Last night our guest speaker was Caroline, an elder Dene woman who talked about her experience being taken away to residential school when she was five. She talked about her traditions, reclaiming her identity, reconciliation, and then shared pictures of her family and the women's work (bead work, hide work, bone toys, etc.) that had once been such a common practice for her community. She talked about how, for generations, her people had followed the caribou. It was stunning. We were silent. It is one thing to read about Canada's actions of reconciliation in recent years. And to reflect on America's own troubled history with Native Americans including the recent conflicts over oil/water rights out west. But to hear someone who has lived the shame, then let it define her, and yet then has determined to reclaim herself in such a direct and powerful manner? Truly something I will need to process for some time to come. To calm myself during her talk, I drew her portrait. And that of the fox from yesterday's travels. And slept badly. There is so much more beneath the breathtaking scenery that defines this place. Troubled past. Troubled and troubling present - the struggles to balance tourism to generate revenue against tradition and environment and economic decline. Not to mention the ever present blanket of climate change. There's a tv series on, now, called Polar Bear Town. I couldn't help but feel the tension between such a show and the people who once lived here as a part of the environment. How far we've come. How far we have still to go.
Since I wasn't sleeping so well, I got up early and wandered about...checking out the Centre's library and lab spaces. Big excitement during the night!! A polar bear had explored right around the Centre in the early morning hours, leaving absolutely wonderful prints in the snow!
A stark reminder of how we are *not* supposed to be outside alone!
With that exposure rekindling my enthusiasm for more wildlife viewing, we jumped on the bus and headed to the shore. Saw one big male walking through the willows. Then lost him but saw a single female emerge from the willows and move out on the shoreline away from where he had been walking. A few minutes later..there he was again! And this time he walked across our sight lines, right in front of crazy photographers in the trucks in front of us (staying outside their vehicles while the bear walked right by them!), and then on into the rocks. Following a hunch Frank drove us closer to the beach and away from the photo frenzy groups. There he was again! The bear emerged from the rocks, wandered along the beach and then plopped down to enjoy some of the shell fish and kelp that speckle the shoreline.
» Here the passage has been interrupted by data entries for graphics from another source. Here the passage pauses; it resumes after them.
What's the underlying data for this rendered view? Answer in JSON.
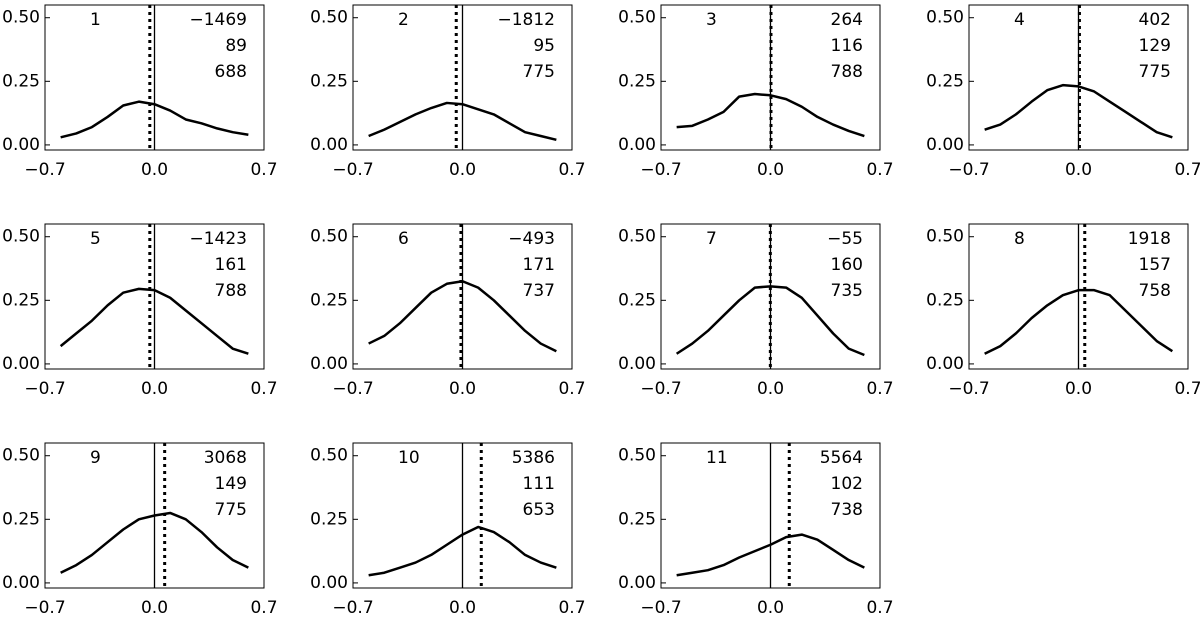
{
  "chart_data": [
    {
      "type": "line",
      "label": "1",
      "annotations": [
        "−1469",
        "89",
        "688"
      ],
      "dotted_line_x": -0.03,
      "x": [
        -0.6,
        -0.5,
        -0.4,
        -0.3,
        -0.2,
        -0.1,
        0,
        0.1,
        0.2,
        0.3,
        0.4,
        0.5,
        0.6
      ],
      "values": [
        0.03,
        0.045,
        0.07,
        0.11,
        0.155,
        0.17,
        0.16,
        0.135,
        0.1,
        0.085,
        0.065,
        0.05,
        0.04
      ],
      "xlim": [
        -0.7,
        0.7
      ],
      "ylim": [
        -0.02,
        0.55
      ],
      "xticks": [
        {
          "value": -0.7,
          "label": "−0.7"
        },
        {
          "value": 0,
          "label": "0.0"
        },
        {
          "value": 0.7,
          "label": "0.7"
        }
      ],
      "yticks": [
        {
          "value": 0,
          "label": "0.00"
        },
        {
          "value": 0.25,
          "label": "0.25"
        },
        {
          "value": 0.5,
          "label": "0.50"
        }
      ]
    },
    {
      "type": "line",
      "label": "2",
      "annotations": [
        "−1812",
        "95",
        "775"
      ],
      "dotted_line_x": -0.04,
      "x": [
        -0.6,
        -0.5,
        -0.4,
        -0.3,
        -0.2,
        -0.1,
        0,
        0.1,
        0.2,
        0.3,
        0.4,
        0.5,
        0.6
      ],
      "values": [
        0.035,
        0.06,
        0.09,
        0.12,
        0.145,
        0.165,
        0.16,
        0.14,
        0.12,
        0.085,
        0.05,
        0.035,
        0.02
      ],
      "xlim": [
        -0.7,
        0.7
      ],
      "ylim": [
        -0.02,
        0.55
      ],
      "xticks": [
        {
          "value": -0.7,
          "label": "−0.7"
        },
        {
          "value": 0,
          "label": "0.0"
        },
        {
          "value": 0.7,
          "label": "0.7"
        }
      ],
      "yticks": [
        {
          "value": 0,
          "label": "0.00"
        },
        {
          "value": 0.25,
          "label": "0.25"
        },
        {
          "value": 0.5,
          "label": "0.50"
        }
      ]
    },
    {
      "type": "line",
      "label": "3",
      "annotations": [
        "264",
        "116",
        "788"
      ],
      "dotted_line_x": 0.003,
      "x": [
        -0.6,
        -0.5,
        -0.4,
        -0.3,
        -0.2,
        -0.1,
        0,
        0.1,
        0.2,
        0.3,
        0.4,
        0.5,
        0.6
      ],
      "values": [
        0.07,
        0.075,
        0.1,
        0.13,
        0.19,
        0.2,
        0.195,
        0.18,
        0.15,
        0.11,
        0.08,
        0.055,
        0.035
      ],
      "xlim": [
        -0.7,
        0.7
      ],
      "ylim": [
        -0.02,
        0.55
      ],
      "xticks": [
        {
          "value": -0.7,
          "label": "−0.7"
        },
        {
          "value": 0,
          "label": "0.0"
        },
        {
          "value": 0.7,
          "label": "0.7"
        }
      ],
      "yticks": [
        {
          "value": 0,
          "label": "0.00"
        },
        {
          "value": 0.25,
          "label": "0.25"
        },
        {
          "value": 0.5,
          "label": "0.50"
        }
      ]
    },
    {
      "type": "line",
      "label": "4",
      "annotations": [
        "402",
        "129",
        "775"
      ],
      "dotted_line_x": 0.006,
      "x": [
        -0.6,
        -0.5,
        -0.4,
        -0.3,
        -0.2,
        -0.1,
        0,
        0.1,
        0.2,
        0.3,
        0.4,
        0.5,
        0.6
      ],
      "values": [
        0.06,
        0.08,
        0.12,
        0.17,
        0.215,
        0.235,
        0.23,
        0.21,
        0.17,
        0.13,
        0.09,
        0.05,
        0.03
      ],
      "xlim": [
        -0.7,
        0.7
      ],
      "ylim": [
        -0.02,
        0.55
      ],
      "xticks": [
        {
          "value": -0.7,
          "label": "−0.7"
        },
        {
          "value": 0,
          "label": "0.0"
        },
        {
          "value": 0.7,
          "label": "0.7"
        }
      ],
      "yticks": [
        {
          "value": 0,
          "label": "0.00"
        },
        {
          "value": 0.25,
          "label": "0.25"
        },
        {
          "value": 0.5,
          "label": "0.50"
        }
      ]
    },
    {
      "type": "line",
      "label": "5",
      "annotations": [
        "−1423",
        "161",
        "788"
      ],
      "dotted_line_x": -0.03,
      "x": [
        -0.6,
        -0.5,
        -0.4,
        -0.3,
        -0.2,
        -0.1,
        0,
        0.1,
        0.2,
        0.3,
        0.4,
        0.5,
        0.6
      ],
      "values": [
        0.07,
        0.12,
        0.17,
        0.23,
        0.28,
        0.295,
        0.29,
        0.26,
        0.21,
        0.16,
        0.11,
        0.06,
        0.04
      ],
      "xlim": [
        -0.7,
        0.7
      ],
      "ylim": [
        -0.02,
        0.55
      ],
      "xticks": [
        {
          "value": -0.7,
          "label": "−0.7"
        },
        {
          "value": 0,
          "label": "0.0"
        },
        {
          "value": 0.7,
          "label": "0.7"
        }
      ],
      "yticks": [
        {
          "value": 0,
          "label": "0.00"
        },
        {
          "value": 0.25,
          "label": "0.25"
        },
        {
          "value": 0.5,
          "label": "0.50"
        }
      ]
    },
    {
      "type": "line",
      "label": "6",
      "annotations": [
        "−493",
        "171",
        "737"
      ],
      "dotted_line_x": -0.01,
      "x": [
        -0.6,
        -0.5,
        -0.4,
        -0.3,
        -0.2,
        -0.1,
        0,
        0.1,
        0.2,
        0.3,
        0.4,
        0.5,
        0.6
      ],
      "values": [
        0.08,
        0.11,
        0.16,
        0.22,
        0.28,
        0.315,
        0.325,
        0.3,
        0.25,
        0.19,
        0.13,
        0.08,
        0.05
      ],
      "xlim": [
        -0.7,
        0.7
      ],
      "ylim": [
        -0.02,
        0.55
      ],
      "xticks": [
        {
          "value": -0.7,
          "label": "−0.7"
        },
        {
          "value": 0,
          "label": "0.0"
        },
        {
          "value": 0.7,
          "label": "0.7"
        }
      ],
      "yticks": [
        {
          "value": 0,
          "label": "0.00"
        },
        {
          "value": 0.25,
          "label": "0.25"
        },
        {
          "value": 0.5,
          "label": "0.50"
        }
      ]
    },
    {
      "type": "line",
      "label": "7",
      "annotations": [
        "−55",
        "160",
        "735"
      ],
      "dotted_line_x": -0.001,
      "x": [
        -0.6,
        -0.5,
        -0.4,
        -0.3,
        -0.2,
        -0.1,
        0,
        0.1,
        0.2,
        0.3,
        0.4,
        0.5,
        0.6
      ],
      "values": [
        0.04,
        0.08,
        0.13,
        0.19,
        0.25,
        0.3,
        0.305,
        0.3,
        0.26,
        0.19,
        0.12,
        0.06,
        0.035
      ],
      "xlim": [
        -0.7,
        0.7
      ],
      "ylim": [
        -0.02,
        0.55
      ],
      "xticks": [
        {
          "value": -0.7,
          "label": "−0.7"
        },
        {
          "value": 0,
          "label": "0.0"
        },
        {
          "value": 0.7,
          "label": "0.7"
        }
      ],
      "yticks": [
        {
          "value": 0,
          "label": "0.00"
        },
        {
          "value": 0.25,
          "label": "0.25"
        },
        {
          "value": 0.5,
          "label": "0.50"
        }
      ]
    },
    {
      "type": "line",
      "label": "8",
      "annotations": [
        "1918",
        "157",
        "758"
      ],
      "dotted_line_x": 0.04,
      "x": [
        -0.6,
        -0.5,
        -0.4,
        -0.3,
        -0.2,
        -0.1,
        0,
        0.1,
        0.2,
        0.3,
        0.4,
        0.5,
        0.6
      ],
      "values": [
        0.04,
        0.07,
        0.12,
        0.18,
        0.23,
        0.27,
        0.29,
        0.29,
        0.27,
        0.21,
        0.15,
        0.09,
        0.05
      ],
      "xlim": [
        -0.7,
        0.7
      ],
      "ylim": [
        -0.02,
        0.55
      ],
      "xticks": [
        {
          "value": -0.7,
          "label": "−0.7"
        },
        {
          "value": 0,
          "label": "0.0"
        },
        {
          "value": 0.7,
          "label": "0.7"
        }
      ],
      "yticks": [
        {
          "value": 0,
          "label": "0.00"
        },
        {
          "value": 0.25,
          "label": "0.25"
        },
        {
          "value": 0.5,
          "label": "0.50"
        }
      ]
    },
    {
      "type": "line",
      "label": "9",
      "annotations": [
        "3068",
        "149",
        "775"
      ],
      "dotted_line_x": 0.065,
      "x": [
        -0.6,
        -0.5,
        -0.4,
        -0.3,
        -0.2,
        -0.1,
        0,
        0.1,
        0.2,
        0.3,
        0.4,
        0.5,
        0.6
      ],
      "values": [
        0.04,
        0.07,
        0.11,
        0.16,
        0.21,
        0.25,
        0.265,
        0.275,
        0.25,
        0.2,
        0.14,
        0.09,
        0.06
      ],
      "xlim": [
        -0.7,
        0.7
      ],
      "ylim": [
        -0.02,
        0.55
      ],
      "xticks": [
        {
          "value": -0.7,
          "label": "−0.7"
        },
        {
          "value": 0,
          "label": "0.0"
        },
        {
          "value": 0.7,
          "label": "0.7"
        }
      ],
      "yticks": [
        {
          "value": 0,
          "label": "0.00"
        },
        {
          "value": 0.25,
          "label": "0.25"
        },
        {
          "value": 0.5,
          "label": "0.50"
        }
      ]
    },
    {
      "type": "line",
      "label": "10",
      "annotations": [
        "5386",
        "111",
        "653"
      ],
      "dotted_line_x": 0.12,
      "x": [
        -0.6,
        -0.5,
        -0.4,
        -0.3,
        -0.2,
        -0.1,
        0,
        0.1,
        0.2,
        0.3,
        0.4,
        0.5,
        0.6
      ],
      "values": [
        0.03,
        0.04,
        0.06,
        0.08,
        0.11,
        0.15,
        0.19,
        0.22,
        0.2,
        0.16,
        0.11,
        0.08,
        0.06
      ],
      "xlim": [
        -0.7,
        0.7
      ],
      "ylim": [
        -0.02,
        0.55
      ],
      "xticks": [
        {
          "value": -0.7,
          "label": "−0.7"
        },
        {
          "value": 0,
          "label": "0.0"
        },
        {
          "value": 0.7,
          "label": "0.7"
        }
      ],
      "yticks": [
        {
          "value": 0,
          "label": "0.00"
        },
        {
          "value": 0.25,
          "label": "0.25"
        },
        {
          "value": 0.5,
          "label": "0.50"
        }
      ]
    },
    {
      "type": "line",
      "label": "11",
      "annotations": [
        "5564",
        "102",
        "738"
      ],
      "dotted_line_x": 0.12,
      "x": [
        -0.6,
        -0.5,
        -0.4,
        -0.3,
        -0.2,
        -0.1,
        0,
        0.1,
        0.2,
        0.3,
        0.4,
        0.5,
        0.6
      ],
      "values": [
        0.03,
        0.04,
        0.05,
        0.07,
        0.1,
        0.125,
        0.15,
        0.18,
        0.19,
        0.17,
        0.13,
        0.09,
        0.06
      ],
      "xlim": [
        -0.7,
        0.7
      ],
      "ylim": [
        -0.02,
        0.55
      ],
      "xticks": [
        {
          "value": -0.7,
          "label": "−0.7"
        },
        {
          "value": 0,
          "label": "0.0"
        },
        {
          "value": 0.7,
          "label": "0.7"
        }
      ],
      "yticks": [
        {
          "value": 0,
          "label": "0.00"
        },
        {
          "value": 0.25,
          "label": "0.25"
        },
        {
          "value": 0.5,
          "label": "0.50"
        }
      ]
    }
  ]
}
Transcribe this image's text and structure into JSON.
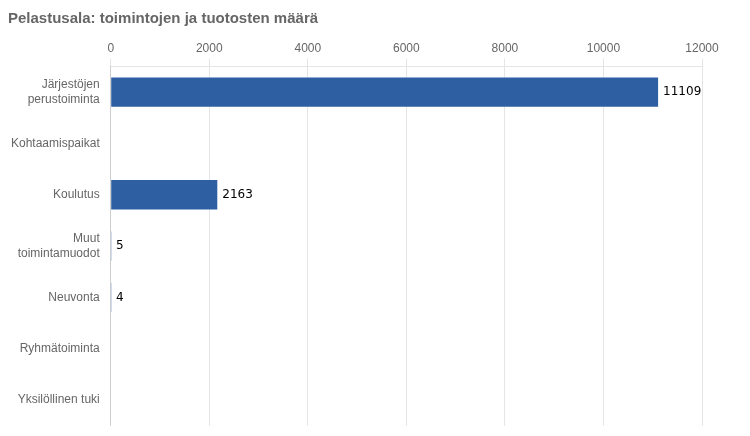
{
  "chart_data": {
    "type": "bar",
    "orientation": "horizontal",
    "title": "Pelastusala: toimintojen ja tuotosten määrä",
    "categories": [
      "Yksilöllinen tuki",
      "Ryhmätoiminta",
      "Neuvonta",
      "Muut\ntoimintamuodot",
      "Koulutus",
      "Kohtaamispaikat",
      "Järjestöjen\nperustoiminta"
    ],
    "values": [
      0,
      0,
      4,
      5,
      2163,
      0,
      11109
    ],
    "value_labels": [
      null,
      null,
      "4",
      "5",
      "2163",
      null,
      "11109"
    ],
    "data_labels": true,
    "color": "#2e5fa3",
    "xlim": [
      0,
      12000
    ],
    "xticks": [
      0,
      2000,
      4000,
      6000,
      8000,
      10000,
      12000
    ],
    "grid": true
  }
}
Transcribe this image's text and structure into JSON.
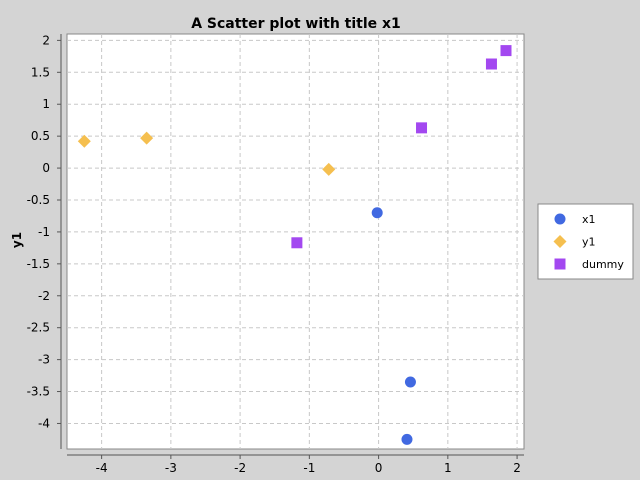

Thank you so much, polar bear.
We left our bear as he walked off to explore other vehicles in the area. It really was similar to locations that have "Bear jams"...once a big bear is spotted, all the buggies and pickups and other rental vehicles come out of the woodwork to get close enough for pics. There are rumors of people baiting the bears so they'll come closer. We didn't see that but we did see folks letting the bear get so much closer than was really safe. For people or for the bear. Polar bears are incredibly inquisitive..but they are also wild. People have a false sense of security when they sit inside their vehicle. And all it really does is habituate the bear to more people. Without being able to explain the rules of engagement to the bear.
We left the area, had lunch, and then went out to Parks Canada's Cape Merry site. This is the point that guards the eastern mouth of the Churchill River. And we could look across to Prince of Wales Fort...a boat ride on a good day but that wasn't going to be this afternoon. (see
http://www.pc.gc.ca/eng/lhn-nhs/mb/prince/natcul/natcul2.aspx for more info on the history of the fort and Cape Merry).
Note that while our interpreter gave us an excellent historical feel for the Cape, we had our "bear guard" watching for us. Note also that that's ice beginning to form outside the mouth of the River.
The Inutsuk on the shore in Churchill. I learned, at the Assiniboine Zoo, that there are a number of different arrangements of the rocks. Some that give direction, or that indicate a store of food. This one represents people. Effectively, we're here. Yes, yes we are.
Our trip to Cape Merry was interrupted by the sound of helicopters. Since 'copters are frequently in the area running tours out to Cape Churchill it was easy to think nothing of it. Then someone pointed out that the 'copter was carrying something! A polar bear! We thought it might be headed north for release but then it circled back to town. A problem bear that wandered in too close, was darted with tranquilizer, and then picked up to be taken back to the holding facility. Sometime soon the ice will form and they can release it to get on to the Bay.
On our way back to the Centre, we went by Caribou Hall which is where Carolyn's talks have been in the past. I just love that totem pole art is here as well. I would have liked to have asked her about this last night. Perhaps another time?
Home, sweet home. Tonight is our last night at the Centre and the snow from the first few days is rapidly melting as the temps warm up. I went back up to the Aurora dome to get a pano one more time.